Can the last politician to go out the revolving door please turn the lights off?

by Migeru (migeru at eurotrib dot com) on Wed Aug 29th, 2007 at 05:52:54 AM EST
[ Parent ]
 migeru is very lucky to have found such a warm, funny writer for a wife!

i'd happily read a whole book by you.

bridezilla indeed....historical-

bis, bis!

'The history of public debt is full of irony. It rarely follows our ideas of order and justice.' Thomas Piketty

by melo (melometa4(at)gmail.com) on Tue Aug 28th, 2007 at 04:00:35 PM EST
...the cutting wit of Mae West and Gore Vidal combined, cross-dressed or not.
by de Gondi (publiobestia aaaatttthotmaildaughtusual) on Wed Aug 29th, 2007 at 07:07:53 AM EST
[ Parent ]
That's great Barbara! and always funny after the fact.

Our knowledge has surpassed our wisdom. -Charu Saxena.
by metavision on Tue Aug 28th, 2007 at 06:34:34 PM EST
Always a pleasure to read your diaries. Congrats again on the wedding.
by Alexandra in WMass (alexandra_wmass[a|t]yahoo[d|o|t]fr) on Tue Aug 28th, 2007 at 09:12:29 PM EST
This is wonderful.  I'm glad I saw the wedding photos so I know there's a happy ending.  

No matter how much you don't really care, you still need to ... do all the crap that you don't care about.  This is true in so many ways.

Can't wait for the next installment.  

by Maryb2004 on Tue Aug 28th, 2007 at 10:19:02 PM EST
Wow. I could think of a lot of problems but the "Office Printer" one never came to mind ...

"PC LOAD LETTER? What the fuck does that mean?"

by Number 6 on Wed Aug 29th, 2007 at 08:22:20 AM EST
The paper size specified by the document as created is "letter". however, most people load their printers with A4, which is a different size and printers know this. Change the paper specified in print settings and all will be well.

ex-BBC Helpdesk FAQ no 94

keep to the Fen Causeway

by Helen (lareinagal at yahoo dot co dot uk) on Wed Aug 29th, 2007 at 09:11:16 AM EST
[ Parent ]
Yes.
Is there also mention of TPS reports?
by Number 6 on Tue Sep 4th, 2007 at 08:57:48 AM EST
[ Parent ]
The problem is that Barbara insists on using Microchof Word to do typesetting.

Can the last politician to go out the revolving door please turn the lights off?
by Migeru (migeru at eurotrib dot com) on Wed Aug 29th, 2007 at 09:24:24 AM EST
[ Parent ]
Yes, I confess, guilty as charged. I use Windows and all the flawed applications that come with it. Will I be excommunicated?

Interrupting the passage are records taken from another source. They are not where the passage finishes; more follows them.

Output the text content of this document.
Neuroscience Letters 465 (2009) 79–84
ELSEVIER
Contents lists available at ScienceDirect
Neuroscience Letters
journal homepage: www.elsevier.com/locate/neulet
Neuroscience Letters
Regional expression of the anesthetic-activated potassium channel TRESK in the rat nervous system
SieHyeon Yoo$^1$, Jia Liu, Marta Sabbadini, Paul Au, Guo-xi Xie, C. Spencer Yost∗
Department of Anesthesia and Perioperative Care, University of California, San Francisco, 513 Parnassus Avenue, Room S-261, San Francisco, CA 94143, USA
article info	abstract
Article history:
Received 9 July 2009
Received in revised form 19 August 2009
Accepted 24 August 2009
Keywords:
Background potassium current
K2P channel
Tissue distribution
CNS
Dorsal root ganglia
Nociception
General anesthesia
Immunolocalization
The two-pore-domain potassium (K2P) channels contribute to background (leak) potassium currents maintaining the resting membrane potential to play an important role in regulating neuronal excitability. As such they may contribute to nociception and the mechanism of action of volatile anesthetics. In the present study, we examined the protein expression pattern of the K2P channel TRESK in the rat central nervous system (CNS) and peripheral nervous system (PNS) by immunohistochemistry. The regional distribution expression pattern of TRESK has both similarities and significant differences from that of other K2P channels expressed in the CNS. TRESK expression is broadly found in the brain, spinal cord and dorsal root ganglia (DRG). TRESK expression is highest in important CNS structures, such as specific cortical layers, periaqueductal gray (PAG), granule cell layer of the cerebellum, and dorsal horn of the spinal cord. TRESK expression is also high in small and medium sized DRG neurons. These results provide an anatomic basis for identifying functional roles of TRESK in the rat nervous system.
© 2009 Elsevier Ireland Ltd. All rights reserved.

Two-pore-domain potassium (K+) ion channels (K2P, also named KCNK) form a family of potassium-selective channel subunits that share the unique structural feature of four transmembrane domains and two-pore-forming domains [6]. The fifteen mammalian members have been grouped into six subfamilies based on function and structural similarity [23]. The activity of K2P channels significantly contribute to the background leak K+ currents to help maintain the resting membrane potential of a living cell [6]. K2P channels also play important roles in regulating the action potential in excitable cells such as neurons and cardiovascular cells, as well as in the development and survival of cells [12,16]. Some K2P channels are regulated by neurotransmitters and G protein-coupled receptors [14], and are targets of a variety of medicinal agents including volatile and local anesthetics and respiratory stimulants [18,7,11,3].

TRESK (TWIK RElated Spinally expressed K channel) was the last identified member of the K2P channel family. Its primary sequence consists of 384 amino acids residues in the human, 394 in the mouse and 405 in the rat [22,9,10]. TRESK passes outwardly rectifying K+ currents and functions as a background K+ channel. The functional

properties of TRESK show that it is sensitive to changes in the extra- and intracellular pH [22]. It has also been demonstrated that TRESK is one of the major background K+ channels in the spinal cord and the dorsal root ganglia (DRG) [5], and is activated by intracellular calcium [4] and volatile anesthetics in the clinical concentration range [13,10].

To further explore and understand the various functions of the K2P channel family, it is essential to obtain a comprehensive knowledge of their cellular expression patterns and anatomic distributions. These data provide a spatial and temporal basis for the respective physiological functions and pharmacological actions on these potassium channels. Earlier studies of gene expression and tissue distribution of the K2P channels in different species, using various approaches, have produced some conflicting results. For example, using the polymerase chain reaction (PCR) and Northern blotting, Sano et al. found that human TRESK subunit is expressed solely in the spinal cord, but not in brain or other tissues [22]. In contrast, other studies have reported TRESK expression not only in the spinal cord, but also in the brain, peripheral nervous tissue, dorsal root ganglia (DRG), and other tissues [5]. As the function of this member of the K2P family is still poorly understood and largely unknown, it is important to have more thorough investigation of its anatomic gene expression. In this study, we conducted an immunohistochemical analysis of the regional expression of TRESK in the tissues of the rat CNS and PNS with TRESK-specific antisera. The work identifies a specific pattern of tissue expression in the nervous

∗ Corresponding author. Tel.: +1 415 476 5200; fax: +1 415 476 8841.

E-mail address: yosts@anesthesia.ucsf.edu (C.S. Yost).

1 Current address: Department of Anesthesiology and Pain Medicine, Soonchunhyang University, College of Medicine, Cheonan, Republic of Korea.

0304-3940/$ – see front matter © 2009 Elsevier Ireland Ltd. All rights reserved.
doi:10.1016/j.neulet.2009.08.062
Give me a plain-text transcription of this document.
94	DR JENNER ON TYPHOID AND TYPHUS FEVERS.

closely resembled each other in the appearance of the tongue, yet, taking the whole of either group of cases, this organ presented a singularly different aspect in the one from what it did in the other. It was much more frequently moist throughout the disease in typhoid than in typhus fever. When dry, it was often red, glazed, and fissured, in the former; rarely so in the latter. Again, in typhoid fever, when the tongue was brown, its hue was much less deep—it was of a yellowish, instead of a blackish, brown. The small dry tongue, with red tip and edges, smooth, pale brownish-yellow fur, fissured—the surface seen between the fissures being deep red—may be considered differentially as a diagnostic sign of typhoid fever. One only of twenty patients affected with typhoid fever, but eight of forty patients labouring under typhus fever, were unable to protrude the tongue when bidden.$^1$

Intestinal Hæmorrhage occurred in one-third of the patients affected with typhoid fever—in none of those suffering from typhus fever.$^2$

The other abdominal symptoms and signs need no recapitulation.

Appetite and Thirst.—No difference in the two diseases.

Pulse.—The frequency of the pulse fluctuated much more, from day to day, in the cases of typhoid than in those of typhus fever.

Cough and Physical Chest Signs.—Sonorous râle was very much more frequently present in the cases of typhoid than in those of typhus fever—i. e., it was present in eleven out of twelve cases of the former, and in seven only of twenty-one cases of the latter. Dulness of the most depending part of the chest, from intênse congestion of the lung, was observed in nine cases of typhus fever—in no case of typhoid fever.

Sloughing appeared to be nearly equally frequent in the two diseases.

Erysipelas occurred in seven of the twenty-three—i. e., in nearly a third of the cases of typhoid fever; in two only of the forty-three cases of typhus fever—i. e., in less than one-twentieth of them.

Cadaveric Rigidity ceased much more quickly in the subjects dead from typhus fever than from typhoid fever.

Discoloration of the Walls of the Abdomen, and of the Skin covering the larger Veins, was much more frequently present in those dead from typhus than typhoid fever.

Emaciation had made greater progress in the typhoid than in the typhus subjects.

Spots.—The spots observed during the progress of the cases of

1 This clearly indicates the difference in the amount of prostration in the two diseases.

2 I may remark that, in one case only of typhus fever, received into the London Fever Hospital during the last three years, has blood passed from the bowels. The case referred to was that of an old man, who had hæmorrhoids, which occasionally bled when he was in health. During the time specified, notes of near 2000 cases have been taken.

"If you cannot say what you have to say in twenty minutes, you should go away and write a book about it." Lord Brabazon
by Barbara on Wed Aug 29th, 2007 at 09:55:49 AM EST
[ Parent ]
What you mean someone else here has yet to join the dark side? ;-)

Any idiot can face a crisis - it's day to day living that wears you out.
by ceebs (ceebs (at) eurotrib (dot) com) on Wed Aug 29th, 2007 at 10:09:34 AM EST
[ Parent ]
Coming in late... The card will probably be later.

I actually re-read your previous installment before I moved on to this one. And whereas I commented the last time that in the US of A The Wedding is the most revered object to achieve, I perhaps should've wisely added that it is also the No. 1 cause of stress (after moving houses and job loss). As suddenly two of my closest friends in the Netherlands and two of my cousins all decided to marry next year in 2008 (oh no! Have I entered this phase of my life!) I've been patiently parceling this type of unwelcome advice to everyone...

At least we know there will be a happy end.

Thoroughly enjoyable read. Can't wait for more.